If this project was going to be done at all, it would have to be done in a deliberately campy and tongue-in-cheek fashion. And that’s not how Sony rolls. 

Thinking about Alaric Stark and the desire to preserve the Old Gods made me think of paganism’s disappearance from Christianized Europe. When and where was the last redoubt of indigenous religion in Western Europe?

Good question! 

I suppose the answer is whether by paganism you mean the organized, urbanized cults of the Greco-Roman world or the polytheistic religions of the non-Roman world.

Dating the decline of the former is a bit tricky: paganism certainly outlived Constantine I (although he did create certain barriers to pagan institutions); it was badly damaged under Constantius II, who pursued a more active program of anti-pagan legislation; Julian the Apostate lead to a brief restoration andf then relative toleration under Jovian, Valentinian I, and Valens; then Gratian and Theodosius started the anti-paganism machine up again; then there was a revival of paganism after the death of Theodosius, amd so on.
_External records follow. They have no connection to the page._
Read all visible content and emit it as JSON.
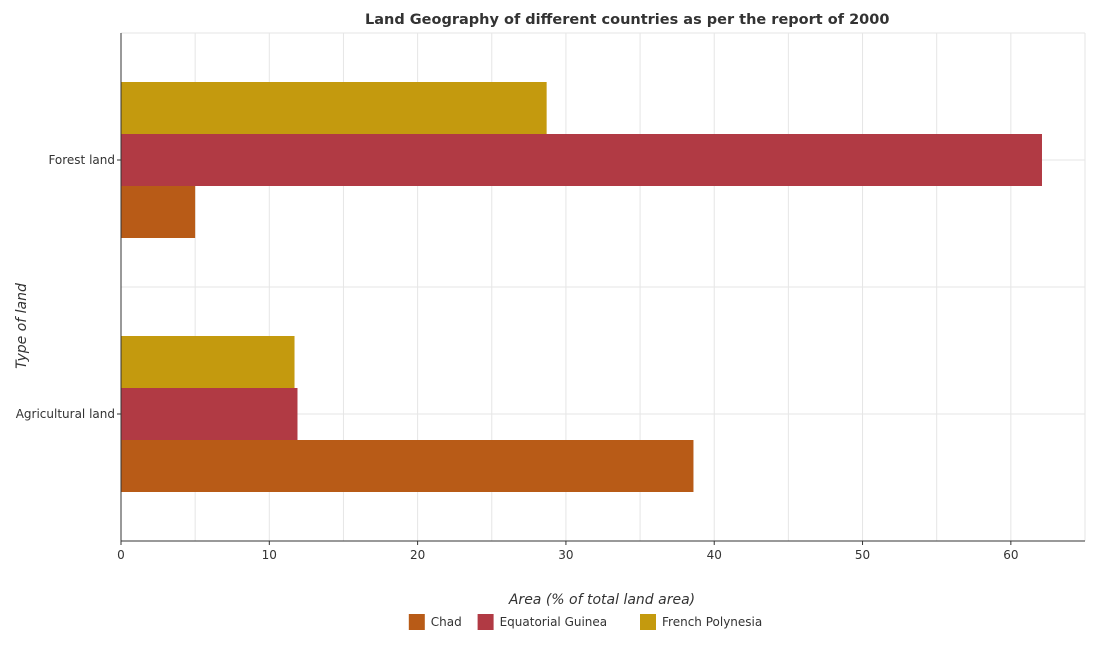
{
  "chart_data": {
    "type": "bar",
    "orientation": "horizontal",
    "title": "Land Geography of different countries as per the report of 2000",
    "xlabel": "Area (% of total land area)",
    "ylabel": "Type of land",
    "categories": [
      "Forest land",
      "Agricultural land"
    ],
    "series": [
      {
        "name": "Chad",
        "color": "#b85b17",
        "values": [
          5.0,
          38.6
        ]
      },
      {
        "name": "Equatorial Guinea",
        "color": "#b13a44",
        "values": [
          62.1,
          11.9
        ]
      },
      {
        "name": "French Polynesia",
        "color": "#c49a0e",
        "values": [
          28.7,
          11.7
        ]
      }
    ],
    "xlim": [
      0,
      65
    ],
    "xticks": [
      0,
      10,
      20,
      30,
      40,
      50,
      60
    ],
    "grid": true,
    "legend": "bottom"
  }
}
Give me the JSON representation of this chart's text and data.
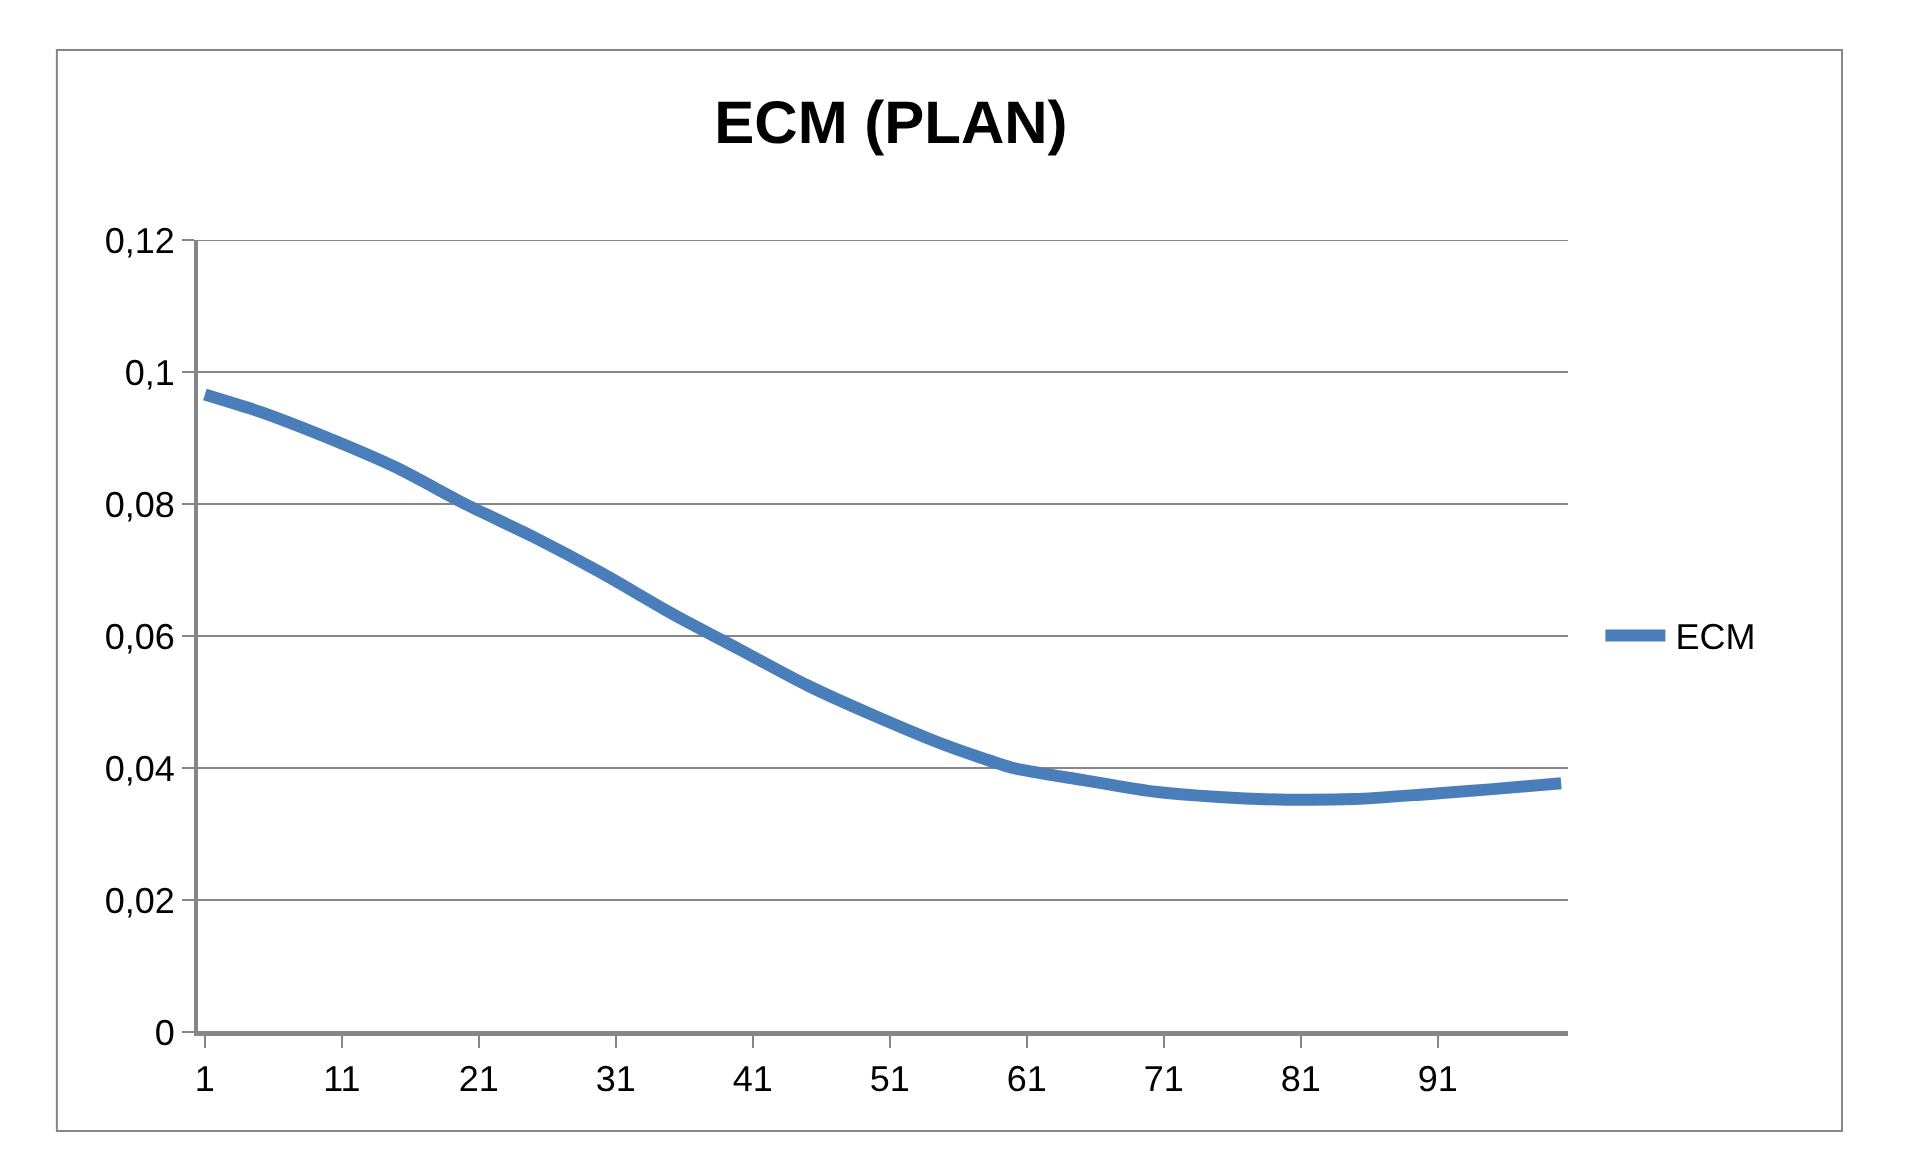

Some scholars use 529 CE as the end-date, based on the closing of the Academy of Athens.

The latter persisted a lot longer. Charlesmagne was fighting Saxon pagans in the 8th century; when the Danes conquered northeastern England and established the Danelaw in the 9th century, with the last pagan king of Northumbria in the mid-10th century; Scandinavia took a long time to be Christianized and you see archaelogical evidence of paganism into the 13th century; Lithuana wasn’t Christianized until the 14th century; etc. 

Generally, the further east and north from the Mediterranean you go, the longer paganism held out.